Both symbols of devastation...and love.
Have you seen that movie? It's about a married couple who become foster parents to three kids. Their lives are flipped upside down as they learn to parent kids from hard places and discover what family really means. As a foster parent myself, I relate to so many of the scenes in the movie, but the one that always strikes me the most is when Ellie's dish falls from the cupboard during an incident with the children, breaking beyond repair.
I was heartbroken when it happened to me. My 2-year-old foster son was "helping" me make biscuits. I set my best mixing bowl, a glass Pyrex we'd received as a wedding gift, on the counter and turned to grab a spoon from the drawer. In a flash, he swiped at the bowl, and I turned back just in time to see it fall. I gasped. He screamed. A frantic cleanup commenced. And I continued to find tiny purple shards of glass in inexplicable places in the kitchen for weeks afterward.
It was my absolute favorite bowl. One I used almost daily. In the movie, Ellie's dish was important to her too. But then, foster care.
We've been foster parents for almost five years now, and these broken dishes have come to mean something very important to me. I have learned you can't love kids from hard places, kids who are not "yours," without being broken. Shattered. You can't be what they need without giving up your ideas of the perfect family. Your hopes for a clean house. Your time and attention. Your favorite bowl.
If you have kids, you might be thinking that all parenting is like that. And you're right. Biological children break bowls, too. But choosing to step into foster care breaks you in a way other kinds of parenting cannot, because you're giving up all those things for children who are not going to stay. Who will never be yours.
It's devastating. But isn't that also what real love is? Allowing yourself to be broken for the sake of another? Even when you know they could be whisked away tomorrow, leaving behind shards of glass that will keep piercing you long after they are gone? Real love isn't safe. But it's what kids from hard places need.
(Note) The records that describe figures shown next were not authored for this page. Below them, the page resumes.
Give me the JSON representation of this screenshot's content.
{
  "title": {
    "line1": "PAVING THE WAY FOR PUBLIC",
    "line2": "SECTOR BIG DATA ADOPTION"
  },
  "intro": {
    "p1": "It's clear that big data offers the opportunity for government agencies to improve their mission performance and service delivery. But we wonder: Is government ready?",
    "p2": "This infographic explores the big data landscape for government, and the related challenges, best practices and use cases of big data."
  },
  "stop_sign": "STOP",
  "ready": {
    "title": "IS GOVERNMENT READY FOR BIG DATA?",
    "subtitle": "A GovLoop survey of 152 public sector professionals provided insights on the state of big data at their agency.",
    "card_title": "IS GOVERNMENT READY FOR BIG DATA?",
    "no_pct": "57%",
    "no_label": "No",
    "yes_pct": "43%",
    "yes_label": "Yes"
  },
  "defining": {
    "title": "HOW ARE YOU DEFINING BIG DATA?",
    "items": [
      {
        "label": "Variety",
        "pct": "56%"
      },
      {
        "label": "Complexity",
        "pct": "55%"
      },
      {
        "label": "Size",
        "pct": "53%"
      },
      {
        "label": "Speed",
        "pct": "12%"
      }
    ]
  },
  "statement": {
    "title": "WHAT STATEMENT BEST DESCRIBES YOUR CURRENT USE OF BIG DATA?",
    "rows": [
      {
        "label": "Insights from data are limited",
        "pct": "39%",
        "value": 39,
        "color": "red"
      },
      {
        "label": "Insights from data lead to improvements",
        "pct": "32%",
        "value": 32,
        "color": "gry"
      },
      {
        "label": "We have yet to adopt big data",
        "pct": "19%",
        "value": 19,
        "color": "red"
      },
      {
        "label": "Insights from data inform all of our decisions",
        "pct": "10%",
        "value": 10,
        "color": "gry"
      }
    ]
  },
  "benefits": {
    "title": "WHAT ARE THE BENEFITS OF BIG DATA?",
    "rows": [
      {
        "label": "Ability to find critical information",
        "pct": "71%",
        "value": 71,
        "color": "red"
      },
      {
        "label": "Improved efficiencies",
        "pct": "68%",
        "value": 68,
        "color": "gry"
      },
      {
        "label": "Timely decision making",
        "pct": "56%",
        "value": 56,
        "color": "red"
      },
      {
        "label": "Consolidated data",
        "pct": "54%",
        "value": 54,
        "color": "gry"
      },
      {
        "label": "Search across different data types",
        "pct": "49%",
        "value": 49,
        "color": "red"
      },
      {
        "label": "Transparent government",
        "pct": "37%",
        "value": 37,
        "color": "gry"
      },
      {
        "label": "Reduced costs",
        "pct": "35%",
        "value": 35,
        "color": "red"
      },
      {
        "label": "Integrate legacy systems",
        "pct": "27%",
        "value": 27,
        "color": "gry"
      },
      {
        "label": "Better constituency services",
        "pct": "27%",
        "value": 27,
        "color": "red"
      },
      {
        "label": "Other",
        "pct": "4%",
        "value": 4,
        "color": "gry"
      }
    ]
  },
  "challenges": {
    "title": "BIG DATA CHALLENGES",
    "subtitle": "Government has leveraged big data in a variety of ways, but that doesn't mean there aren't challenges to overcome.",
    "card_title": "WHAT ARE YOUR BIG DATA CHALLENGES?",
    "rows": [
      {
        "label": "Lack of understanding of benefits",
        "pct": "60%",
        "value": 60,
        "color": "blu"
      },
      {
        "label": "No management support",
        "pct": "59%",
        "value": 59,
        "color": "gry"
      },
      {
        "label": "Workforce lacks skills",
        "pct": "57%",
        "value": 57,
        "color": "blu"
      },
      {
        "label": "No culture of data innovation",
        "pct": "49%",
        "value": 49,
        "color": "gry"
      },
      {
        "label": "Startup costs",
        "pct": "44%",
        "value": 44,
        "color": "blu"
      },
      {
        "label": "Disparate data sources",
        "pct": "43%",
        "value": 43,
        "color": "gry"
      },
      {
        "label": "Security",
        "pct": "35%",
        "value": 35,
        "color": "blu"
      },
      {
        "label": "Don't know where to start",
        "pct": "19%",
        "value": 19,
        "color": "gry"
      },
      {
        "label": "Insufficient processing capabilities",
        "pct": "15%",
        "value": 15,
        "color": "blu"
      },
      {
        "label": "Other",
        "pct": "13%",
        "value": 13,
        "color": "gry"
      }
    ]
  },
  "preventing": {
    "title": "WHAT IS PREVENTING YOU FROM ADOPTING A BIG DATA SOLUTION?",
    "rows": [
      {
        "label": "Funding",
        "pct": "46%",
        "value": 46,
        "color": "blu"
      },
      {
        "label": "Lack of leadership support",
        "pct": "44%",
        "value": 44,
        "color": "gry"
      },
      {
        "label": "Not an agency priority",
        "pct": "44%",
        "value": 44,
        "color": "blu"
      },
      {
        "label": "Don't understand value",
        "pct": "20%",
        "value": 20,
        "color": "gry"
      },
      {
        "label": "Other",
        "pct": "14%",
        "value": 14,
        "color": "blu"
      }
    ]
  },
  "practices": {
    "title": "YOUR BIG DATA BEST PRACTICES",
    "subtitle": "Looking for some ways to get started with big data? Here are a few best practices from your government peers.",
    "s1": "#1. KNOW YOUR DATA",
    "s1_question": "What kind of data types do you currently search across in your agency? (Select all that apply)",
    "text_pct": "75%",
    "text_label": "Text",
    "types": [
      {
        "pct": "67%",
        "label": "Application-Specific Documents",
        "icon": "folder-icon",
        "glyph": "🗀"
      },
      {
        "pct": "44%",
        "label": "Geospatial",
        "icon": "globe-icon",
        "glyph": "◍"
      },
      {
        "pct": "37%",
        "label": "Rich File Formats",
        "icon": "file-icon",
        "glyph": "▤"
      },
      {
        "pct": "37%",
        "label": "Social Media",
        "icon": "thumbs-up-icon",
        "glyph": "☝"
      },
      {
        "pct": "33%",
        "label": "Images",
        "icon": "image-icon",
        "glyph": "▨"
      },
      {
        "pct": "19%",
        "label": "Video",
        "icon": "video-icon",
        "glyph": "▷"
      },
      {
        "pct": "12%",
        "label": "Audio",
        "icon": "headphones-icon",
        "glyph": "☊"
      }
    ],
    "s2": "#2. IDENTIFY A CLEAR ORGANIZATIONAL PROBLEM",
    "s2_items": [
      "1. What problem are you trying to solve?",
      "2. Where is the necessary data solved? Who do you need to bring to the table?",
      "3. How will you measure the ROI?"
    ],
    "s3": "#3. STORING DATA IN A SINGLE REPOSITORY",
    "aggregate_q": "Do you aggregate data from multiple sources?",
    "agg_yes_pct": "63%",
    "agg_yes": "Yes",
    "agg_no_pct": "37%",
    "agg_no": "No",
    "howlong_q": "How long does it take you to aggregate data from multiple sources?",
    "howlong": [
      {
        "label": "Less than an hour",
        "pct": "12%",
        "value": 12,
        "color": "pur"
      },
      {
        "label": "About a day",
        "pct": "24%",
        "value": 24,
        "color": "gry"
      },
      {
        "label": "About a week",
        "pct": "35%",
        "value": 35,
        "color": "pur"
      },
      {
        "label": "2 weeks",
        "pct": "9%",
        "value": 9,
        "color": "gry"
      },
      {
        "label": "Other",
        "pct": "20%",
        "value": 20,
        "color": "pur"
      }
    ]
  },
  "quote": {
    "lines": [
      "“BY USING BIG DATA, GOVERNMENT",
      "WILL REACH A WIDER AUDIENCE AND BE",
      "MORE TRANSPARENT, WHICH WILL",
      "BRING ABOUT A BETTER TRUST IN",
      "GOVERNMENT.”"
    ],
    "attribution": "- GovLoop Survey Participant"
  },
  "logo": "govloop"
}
I still miss my bowl. It was just the right size. It was easy to clean. It was pretty. But I miss that little boy more. Would my purple bowl still be intact if he had never come? Would my heart? Probably so. But would I undo it if I could?
Are you afraid of being smashed to smithereens? Are there any special items in your home that you would hate to see destroyed? If so, then maybe you think foster care is not for you. But if you have room in your heart for some real love--if you believe that broken things can be beautiful--well, then, just maybe it is.